Decepção e desencantamento

É preciso entender que, desde a crise financeira de 2008 (da qual ainda não saímos), já nada é igual em nenhum lugar do mundo. Os cidadãos estão profundamente desencantados. A própria democracia como modelo vem perdendo sua credibilidade. Os sistemas políticos foram sacudidos até as raízes. Na Europa, por exemplo, os grandes partidos tradicionais estão em crise. E em todos os lugares e possível perceber o avanço das agrupações de extrema direita (na França, na Áustria e nos países nórdicos) ou de partidos antissistema e anticorrupção (na Itália e na Espanha). A paisagem política foi radicalmente transformada.
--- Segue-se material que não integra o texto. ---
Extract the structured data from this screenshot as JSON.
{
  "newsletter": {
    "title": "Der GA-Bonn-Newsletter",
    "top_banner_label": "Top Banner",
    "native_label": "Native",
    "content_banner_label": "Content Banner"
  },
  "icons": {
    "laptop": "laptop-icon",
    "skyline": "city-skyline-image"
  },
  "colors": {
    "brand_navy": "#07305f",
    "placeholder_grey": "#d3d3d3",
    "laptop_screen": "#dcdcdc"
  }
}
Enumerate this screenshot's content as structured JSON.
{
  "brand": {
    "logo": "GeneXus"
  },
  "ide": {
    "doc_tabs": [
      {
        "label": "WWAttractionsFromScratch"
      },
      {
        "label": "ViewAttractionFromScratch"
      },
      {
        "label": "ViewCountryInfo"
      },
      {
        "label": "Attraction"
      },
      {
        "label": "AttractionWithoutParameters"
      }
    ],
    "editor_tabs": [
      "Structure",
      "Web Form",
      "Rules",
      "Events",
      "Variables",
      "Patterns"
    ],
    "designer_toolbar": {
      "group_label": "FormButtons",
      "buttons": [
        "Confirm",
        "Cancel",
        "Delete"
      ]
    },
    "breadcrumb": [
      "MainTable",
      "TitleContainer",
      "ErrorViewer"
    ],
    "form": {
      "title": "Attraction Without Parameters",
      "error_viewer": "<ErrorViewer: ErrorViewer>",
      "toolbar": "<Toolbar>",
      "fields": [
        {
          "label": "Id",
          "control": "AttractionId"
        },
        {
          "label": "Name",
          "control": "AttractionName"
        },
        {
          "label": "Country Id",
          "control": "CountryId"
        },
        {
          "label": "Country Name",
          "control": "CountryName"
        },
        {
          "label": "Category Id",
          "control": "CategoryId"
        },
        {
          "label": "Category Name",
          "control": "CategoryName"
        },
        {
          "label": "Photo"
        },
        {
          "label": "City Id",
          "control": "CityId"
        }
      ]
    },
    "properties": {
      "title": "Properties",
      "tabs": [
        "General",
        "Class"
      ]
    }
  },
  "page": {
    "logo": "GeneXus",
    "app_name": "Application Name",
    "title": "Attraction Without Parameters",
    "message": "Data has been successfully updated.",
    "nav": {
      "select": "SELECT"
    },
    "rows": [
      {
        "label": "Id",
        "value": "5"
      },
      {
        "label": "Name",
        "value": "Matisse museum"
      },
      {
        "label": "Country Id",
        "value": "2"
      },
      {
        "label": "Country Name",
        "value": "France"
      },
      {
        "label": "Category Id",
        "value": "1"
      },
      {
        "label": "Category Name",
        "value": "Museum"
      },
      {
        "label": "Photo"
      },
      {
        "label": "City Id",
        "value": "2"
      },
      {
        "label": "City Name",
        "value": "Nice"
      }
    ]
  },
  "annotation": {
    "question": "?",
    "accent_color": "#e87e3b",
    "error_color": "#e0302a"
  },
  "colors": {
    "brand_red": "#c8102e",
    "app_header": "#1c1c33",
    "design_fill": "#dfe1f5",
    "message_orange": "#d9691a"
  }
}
Esse fenômeno chegou aos Estados Unidos, um país que já viveu uma onda populista devastadora, em 2010, protagonizada então pelo chamado Tea Party. A candidatura do multimilionário Donald Trump para ocupar a Casa Branca prolonga aquela onda e configura uma revolução eleitoral que nenhum analista poderia prever. Embora persista, em aparência, a velha dicotomia entre democratas e republicanos, a ascensão de um candidato tão heterodoxo como Trump constitui um verdadeiro sismo. Seu estilo direto, bonachão, seu discurso maquiado e reducionista, apelando aos baixos instintos de certos setores da sociedade, deram a ele um caráter de autenticidade aos olhos dos mais decepcionado eleitores da direita.

Vencedor das primárias do Partido Republicano, Trump soube interpretar o que poderíamos chamar de “rebelião das bases”. Melhor que ninguém, ele percebeu que, por um lado, existe a fratura cada vez mais ampla entre as elites políticas, econômicas, intelectuais e midiáticas, e por outro, uma quebra na base do eleitorado conservador. Seu discurso violentamente crítico à burocracia de Washington, aos meios de comunicação e a Wall Street seduz particularmente os eleitores brancos, pouco cultos e empobrecidos pelos efeitos da globalização econômica.

Sismos e mais sismos

Neste sentido, poderíamos dizer que outra grande característica do Novo Sistema Mundial são os sismos. Sismos financeiros e monetários, sismos climáticos, sismos energéticos, sismos tecnológicos, sismos sociais, sismos geopolíticos – como o restabelecimento de relações entre Cuba e Estados Unidos, ou, em outro sentido, o recente golpe de Estado institucional no Brasil, contra a presidenta Dilma Rousseff. Sem esquecer dos sismos eleitorais, como a vitória do “Não” aos acordos de paz no plebiscito realizado na Colômbia, além do “brexit” no Reino Unido, ou o sucesso da extrema direita na Áustria, ou a derrota de Angela Merkel em várias eleições parciais na Alemanha. Ou o enorme sismo eleitoral que poderia constituir efetivamente a eventual vitória de Donald Trump nos Estados Unidos, em novembro.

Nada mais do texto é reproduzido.